Pero, ¿qué está pasando en las facultades de Medicina de España?

Muchas de estas facultades han optado por volver al formato presencial, eliminando así el formato telemático o el formato semi-presencial que la pandemia de la COVID-19 nos obligó a instaurar en todos los centros educativos en el mes de marzo de 2020. No podemos olvidarnos de los meses tan duros que hemos vivido, como estudiantes, pegados a una pantalla del ordenador para poder seguir formándonos en lo que más nos gusta. Es en este momento, con la vuelta a la presencialidad, cuando nos debemos plantear cómo mejorar aquellas partes que hemos visto que han quedado obsoletas en la formación médica. 

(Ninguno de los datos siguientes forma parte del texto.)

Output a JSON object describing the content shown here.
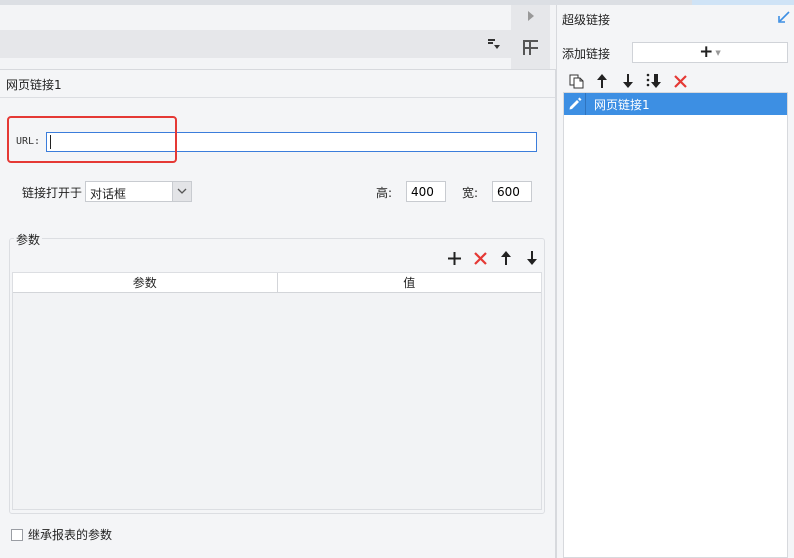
{
  "hyperlink_panel": {
    "title": "超级链接",
    "add_label": "添加链接",
    "add_button_symbol": "+",
    "items": [
      {
        "label": "网页链接1",
        "selected": true
      }
    ],
    "toolbar_icons": [
      "copy-icon",
      "move-up-icon",
      "move-down-icon",
      "sort-icon",
      "delete-icon"
    ]
  },
  "editor": {
    "link_name": "网页链接1",
    "url_label": "URL:",
    "url_value": "",
    "open_in_label": "链接打开于",
    "open_in_value": "对话框",
    "height_label": "高:",
    "height_value": "400",
    "width_label": "宽:",
    "width_value": "600",
    "params_group_label": "参数",
    "params_columns": [
      "参数",
      "值"
    ],
    "params_rows": [],
    "param_tool_icons": [
      "add-icon",
      "delete-icon",
      "move-up-icon",
      "move-down-icon"
    ],
    "inherit_label": "继承报表的参数",
    "inherit_checked": false
  },
  "colors": {
    "accent": "#3d8fe3",
    "highlight": "#e53935",
    "delete": "#e53935",
    "input_focus": "#3b7ddb"
  }
}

Por ejemplo, la metodología docente que se venía utilizando en épocas pre pandemia, pudimos ver como quedaba totalmente desfasada. Aún así, hemos de reconocer la importante labor que muchos de nuestros profesores han hecho para poder seguir ofreciendo la calidad docente que el grado en Medicina requiere, pero también debemos poner en el punto de mira aquellas metodologías seguidas que, actualmente, se han quedado hacia atrás en el proceso evolutivo. Por ejemplo, ya vimos que las clases magistrales pueden pasar a la historia y es que, durante la pandemia, fuimos capaces de adaptarlas. Quizás sea este el momento de cambiar y emprender nuevas metodologías, como es el Aprendizaje Basado en Problemas (ABP), seminarios prácticos y, por supuesto, no olvidarnos de la importancia de las prácticas clínicas en el día a día de la formación médica, buscando siempre la participación activa del estudiantado, tanto en las aulas como en el campo clínico. 

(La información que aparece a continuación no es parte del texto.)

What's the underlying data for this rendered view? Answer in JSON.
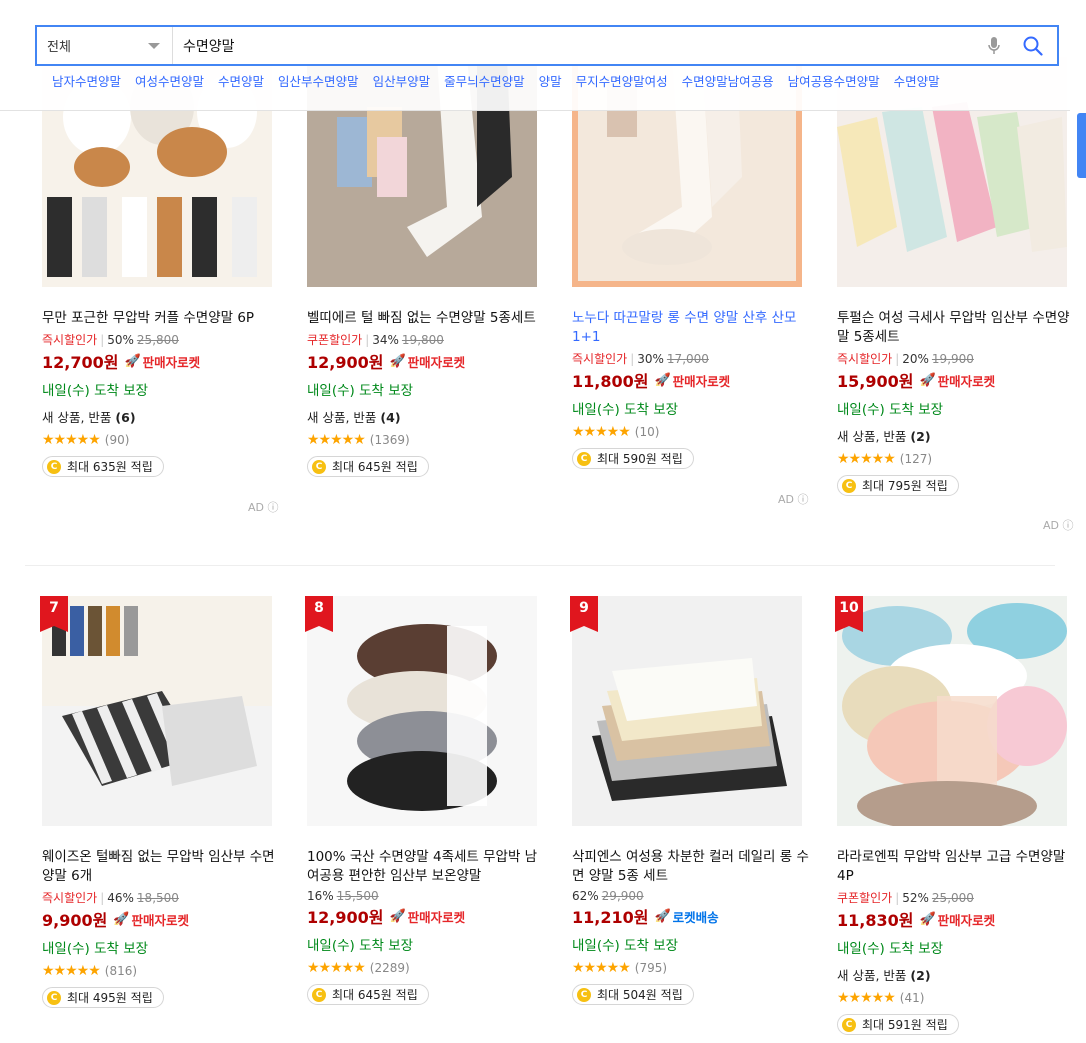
{
  "search": {
    "category": "전체",
    "query": "수면양말",
    "suggestions": [
      "남자수면양말",
      "여성수면양말",
      "수면양말",
      "임산부수면양말",
      "임산부양말",
      "줄무늬수면양말",
      "양말",
      "무지수면양말여성",
      "수면양말남여공용",
      "남여공용수면양말",
      "수면양말"
    ]
  },
  "colors": {
    "accent": "#4285f4",
    "price": "#ae0000",
    "sale": "#e52528",
    "delivery": "#00891a",
    "link": "#346aff",
    "star": "#fda400"
  },
  "ad_label": "AD ⓘ",
  "delivery_label": "내일(수) 도착 보장",
  "products": [
    {
      "title": "무만 포근한 무압박 커플 수면양말 6P",
      "sale_type": "즉시할인가",
      "discount": "50%",
      "original": "25,800",
      "price": "12,700원",
      "badge": "판매자로켓",
      "delivery": "내일(수) 도착 보장",
      "new_product": "새 상품, 반품",
      "new_count": "(6)",
      "rating": 4.5,
      "review_count": "(90)",
      "reward": "최대 635원 적립",
      "ad": true
    },
    {
      "title": "벨띠에르 털 빠짐 없는 수면양말 5종세트",
      "sale_type": "쿠폰할인가",
      "discount": "34%",
      "original": "19,800",
      "price": "12,900원",
      "badge": "판매자로켓",
      "delivery": "내일(수) 도착 보장",
      "new_product": "새 상품, 반품",
      "new_count": "(4)",
      "rating": 4.5,
      "review_count": "(1369)",
      "reward": "최대 645원 적립",
      "ad": false
    },
    {
      "title": "노누다 따끈말랑 롱 수면 양말 산후 산모 1+1",
      "sale_type": "즉시할인가",
      "discount": "30%",
      "original": "17,000",
      "price": "11,800원",
      "badge": "판매자로켓",
      "delivery": "내일(수) 도착 보장",
      "rating": 5,
      "review_count": "(10)",
      "reward": "최대 590원 적립",
      "ad": true
    },
    {
      "title": "투펄슨 여성 극세사 무압박 임산부 수면양말 5종세트",
      "sale_type": "즉시할인가",
      "discount": "20%",
      "original": "19,900",
      "price": "15,900원",
      "badge": "판매자로켓",
      "delivery": "내일(수) 도착 보장",
      "new_product": "새 상품, 반품",
      "new_count": "(2)",
      "rating": 5,
      "review_count": "(127)",
      "reward": "최대 795원 적립",
      "ad": true
    },
    {
      "rank": "7",
      "title": "웨이즈온 털빠짐 없는 무압박 임산부 수면양말 6개",
      "sale_type": "즉시할인가",
      "discount": "46%",
      "original": "18,500",
      "price": "9,900원",
      "badge": "판매자로켓",
      "delivery": "내일(수) 도착 보장",
      "rating": 5,
      "review_count": "(816)",
      "reward": "최대 495원 적립"
    },
    {
      "rank": "8",
      "title": "100% 국산 수면양말 4족세트 무압박 남여공용 편안한 임산부 보온양말",
      "sale_type": "",
      "discount": "16%",
      "original": "15,500",
      "price": "12,900원",
      "badge": "판매자로켓",
      "delivery": "내일(수) 도착 보장",
      "rating": 4.5,
      "review_count": "(2289)",
      "reward": "최대 645원 적립"
    },
    {
      "rank": "9",
      "title": "삭피엔스 여성용 차분한 컬러 데일리 롱 수면 양말 5종 세트",
      "sale_type": "",
      "discount": "62%",
      "original": "29,900",
      "price": "11,210원",
      "badge": "로켓배송",
      "delivery": "내일(수) 도착 보장",
      "rating": 4.5,
      "review_count": "(795)",
      "reward": "최대 504원 적립"
    },
    {
      "rank": "10",
      "title": "라라로엔픽 무압박 임산부 고급 수면양말 4P",
      "sale_type": "쿠폰할인가",
      "discount": "52%",
      "original": "25,000",
      "price": "11,830원",
      "badge": "판매자로켓",
      "delivery": "내일(수) 도착 보장",
      "new_product": "새 상품, 반품",
      "new_count": "(2)",
      "rating": 5,
      "review_count": "(41)",
      "reward": "최대 591원 적립"
    }
  ]
}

Por ello, y a modo de reflexión, nos deberíamos plantear un escenario en el que la enseñanza adquiera las nuevas metodologías que tenemos disponible en todas las universidades durante este nuevo curso académico, adaptando así la enseñanza universitaria del grado a la actualidad. ¿Merece la pena asistir a una clase en la que un profesor explica la epidemiología del síndrome nefrótico? ¿O sería mejor que aprendamos todo lo relacionado a este síndrome con casos clínicos, problemas en el manejo, etc? Debemos adaptar la enseñanza del grado a lo que, como futuros profesionales, veremos en nuestro día a día. 

Quizás no sepa como tratar y manejar a un paciente que presenta agudización de una patología crónica pero sí sabré pedir HLA-B27 y sabré que está codificada en el brazo corto del cromosoma 6. ¿Estamos formando adecuadamente a nuestros médicos de mañana? 

Ángel Benegas Orrego es estudiante del Grado en Medicina y miembro del Consejo Estatal de Estudiantes de Medicina (CEEM).